Muss man für sensible Menschen gleich eine neue Schublade erfinden?
Jeder Mensch ist sensibel, je nach Situation mal mehr, mal weniger- und etwas Sensibilität schadet nicht, aber bitte doch im normalen Rahmen.
Sollen jetzt Weicheitum, Grübelmonsterei und Empathiegehabe einen Namen und damit eine Legitimation bekommen?
Ist es jetzt 'in', bei der kleinsten Kleinigkeit in Tränen auszubrechen mit dem Hinweis 'ich bin doch hochsensibel' und 'die Welt ist so schlecht'?

Muss alles, was bisher gut und richtig war, hinterfragt und angezweifelt werden?
Sollen Querdenker und Querulanten jetzt eine Lobby erhalten? Ist das wirklich nötig?

Wahrscheinlich haben die als Kind zu oft ihren Namen getanzt oder erleben gerade ihre midlife crisis.
Das Leben ist nun mal kein Ponyhof und nur die Harten kommen in den Garten.

Und wenn einer mit dem wirklichen Leben nicht klar kommt, dann ab auf die Couch – dafür gibt es doch Profis.
Also wirklich, Hochsensibilität- was für ein Unsinn, oder?

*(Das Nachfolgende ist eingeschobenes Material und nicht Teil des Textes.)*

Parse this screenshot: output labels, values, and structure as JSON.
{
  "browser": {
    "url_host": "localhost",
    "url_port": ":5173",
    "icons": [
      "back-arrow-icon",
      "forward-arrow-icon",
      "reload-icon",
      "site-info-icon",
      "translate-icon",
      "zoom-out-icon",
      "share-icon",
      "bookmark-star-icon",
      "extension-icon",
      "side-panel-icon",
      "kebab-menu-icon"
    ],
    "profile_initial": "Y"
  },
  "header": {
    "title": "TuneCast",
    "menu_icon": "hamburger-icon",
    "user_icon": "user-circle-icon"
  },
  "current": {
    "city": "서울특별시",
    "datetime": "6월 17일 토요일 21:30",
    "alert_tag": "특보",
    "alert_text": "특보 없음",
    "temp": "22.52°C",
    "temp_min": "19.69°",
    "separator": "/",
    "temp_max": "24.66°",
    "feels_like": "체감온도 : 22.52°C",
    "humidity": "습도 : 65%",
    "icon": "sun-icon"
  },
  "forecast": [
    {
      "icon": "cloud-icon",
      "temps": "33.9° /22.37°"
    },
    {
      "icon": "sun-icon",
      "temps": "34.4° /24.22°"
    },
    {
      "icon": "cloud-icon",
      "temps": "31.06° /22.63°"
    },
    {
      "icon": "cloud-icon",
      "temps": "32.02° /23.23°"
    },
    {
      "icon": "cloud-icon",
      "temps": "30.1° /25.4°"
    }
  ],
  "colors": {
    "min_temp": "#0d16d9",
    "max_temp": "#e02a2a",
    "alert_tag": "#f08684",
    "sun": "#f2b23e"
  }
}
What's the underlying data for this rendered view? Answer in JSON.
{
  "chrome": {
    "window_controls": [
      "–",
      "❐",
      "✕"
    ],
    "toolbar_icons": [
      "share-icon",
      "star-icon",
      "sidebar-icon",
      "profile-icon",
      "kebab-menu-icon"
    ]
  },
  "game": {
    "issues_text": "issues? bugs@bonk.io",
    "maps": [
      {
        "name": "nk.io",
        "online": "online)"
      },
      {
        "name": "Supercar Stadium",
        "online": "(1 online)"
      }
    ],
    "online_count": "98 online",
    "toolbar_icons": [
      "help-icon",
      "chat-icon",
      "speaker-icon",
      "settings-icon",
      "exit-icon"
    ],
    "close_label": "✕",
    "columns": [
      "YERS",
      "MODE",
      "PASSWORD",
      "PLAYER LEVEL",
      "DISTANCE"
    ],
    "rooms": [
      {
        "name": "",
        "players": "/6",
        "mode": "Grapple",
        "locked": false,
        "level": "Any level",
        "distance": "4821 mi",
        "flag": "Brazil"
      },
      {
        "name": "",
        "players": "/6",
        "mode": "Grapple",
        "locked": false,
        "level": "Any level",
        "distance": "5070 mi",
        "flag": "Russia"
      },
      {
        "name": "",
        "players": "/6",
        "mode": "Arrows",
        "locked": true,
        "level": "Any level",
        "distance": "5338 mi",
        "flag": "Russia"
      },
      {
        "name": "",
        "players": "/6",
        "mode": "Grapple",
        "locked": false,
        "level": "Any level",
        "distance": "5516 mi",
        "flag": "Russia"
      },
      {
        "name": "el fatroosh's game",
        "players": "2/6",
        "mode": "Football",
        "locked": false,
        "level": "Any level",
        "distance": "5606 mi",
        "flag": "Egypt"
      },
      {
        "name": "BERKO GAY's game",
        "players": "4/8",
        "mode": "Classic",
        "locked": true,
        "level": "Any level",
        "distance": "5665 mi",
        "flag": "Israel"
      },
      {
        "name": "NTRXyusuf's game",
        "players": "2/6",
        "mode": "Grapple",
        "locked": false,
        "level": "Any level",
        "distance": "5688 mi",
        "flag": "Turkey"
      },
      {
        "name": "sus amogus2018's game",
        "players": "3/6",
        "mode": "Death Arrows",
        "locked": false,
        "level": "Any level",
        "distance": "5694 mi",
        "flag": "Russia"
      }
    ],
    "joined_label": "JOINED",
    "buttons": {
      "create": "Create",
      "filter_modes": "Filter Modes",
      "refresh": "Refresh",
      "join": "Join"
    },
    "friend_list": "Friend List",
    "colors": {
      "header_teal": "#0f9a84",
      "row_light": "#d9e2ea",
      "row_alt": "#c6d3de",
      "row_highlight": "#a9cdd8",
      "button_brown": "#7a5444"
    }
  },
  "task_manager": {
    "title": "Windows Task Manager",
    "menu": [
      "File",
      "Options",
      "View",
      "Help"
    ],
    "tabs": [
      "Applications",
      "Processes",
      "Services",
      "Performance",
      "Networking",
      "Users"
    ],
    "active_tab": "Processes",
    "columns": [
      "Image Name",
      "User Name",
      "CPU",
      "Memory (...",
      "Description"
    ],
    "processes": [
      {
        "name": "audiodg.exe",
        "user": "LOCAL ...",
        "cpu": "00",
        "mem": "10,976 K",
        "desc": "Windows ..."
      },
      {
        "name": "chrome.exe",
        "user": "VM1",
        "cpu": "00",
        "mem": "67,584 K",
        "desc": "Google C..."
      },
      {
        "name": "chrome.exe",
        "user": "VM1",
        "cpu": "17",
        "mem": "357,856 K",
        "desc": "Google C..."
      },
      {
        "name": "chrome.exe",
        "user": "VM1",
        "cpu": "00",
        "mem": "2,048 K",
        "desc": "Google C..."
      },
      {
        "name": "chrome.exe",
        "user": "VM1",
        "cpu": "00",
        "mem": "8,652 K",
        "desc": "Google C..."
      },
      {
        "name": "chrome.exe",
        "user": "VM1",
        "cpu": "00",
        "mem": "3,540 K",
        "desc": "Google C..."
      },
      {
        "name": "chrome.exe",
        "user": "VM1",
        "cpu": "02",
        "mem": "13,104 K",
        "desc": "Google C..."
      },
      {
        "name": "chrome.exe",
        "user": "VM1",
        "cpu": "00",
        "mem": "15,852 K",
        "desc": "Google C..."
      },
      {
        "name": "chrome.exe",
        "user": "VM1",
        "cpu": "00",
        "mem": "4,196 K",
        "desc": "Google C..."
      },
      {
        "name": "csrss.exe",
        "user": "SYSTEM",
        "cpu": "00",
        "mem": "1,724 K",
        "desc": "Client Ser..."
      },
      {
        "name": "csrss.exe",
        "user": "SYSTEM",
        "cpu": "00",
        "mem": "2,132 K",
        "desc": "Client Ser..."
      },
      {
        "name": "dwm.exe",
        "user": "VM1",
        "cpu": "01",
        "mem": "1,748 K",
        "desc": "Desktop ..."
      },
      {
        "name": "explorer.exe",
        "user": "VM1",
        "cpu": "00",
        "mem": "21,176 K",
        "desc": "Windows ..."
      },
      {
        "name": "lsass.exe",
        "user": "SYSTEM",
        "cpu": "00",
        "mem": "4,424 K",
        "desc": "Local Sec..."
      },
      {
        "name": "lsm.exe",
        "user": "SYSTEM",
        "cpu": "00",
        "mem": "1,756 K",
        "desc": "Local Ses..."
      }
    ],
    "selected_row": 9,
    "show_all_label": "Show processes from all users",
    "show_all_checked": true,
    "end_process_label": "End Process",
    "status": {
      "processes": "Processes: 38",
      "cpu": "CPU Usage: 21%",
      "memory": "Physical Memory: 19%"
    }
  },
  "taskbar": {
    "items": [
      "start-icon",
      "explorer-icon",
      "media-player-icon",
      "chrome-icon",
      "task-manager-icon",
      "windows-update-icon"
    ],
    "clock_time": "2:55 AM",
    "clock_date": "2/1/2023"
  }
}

Lassen Sie mich Ihnen etwas über Präriehunde erzählen:

Präriehund

Präriehunde haben (meistens) nichts mit den uns so vertrauten Hunden zu tun, sondern gehören zur Gattung der Erdhörnchen.
Sie leben in der Prärie Nordamerikas und erinnern in ihrem Aussehen eher an Murmeltiere. Vier der fünf Arten leben in komplexen Kolonien mit bis zu einer Million Bewohnern, die sich über Hunderte Quadratkilometer erstrecken können.

Ähnlich wie bei den Murmeltieren halten immer einzelne Tiere als Wächter Ausschau nach Feinden und alarmieren die übrigen Tiere durch ihr lautes Bellen, dem sie auch ihren Namen zu verdanken haben.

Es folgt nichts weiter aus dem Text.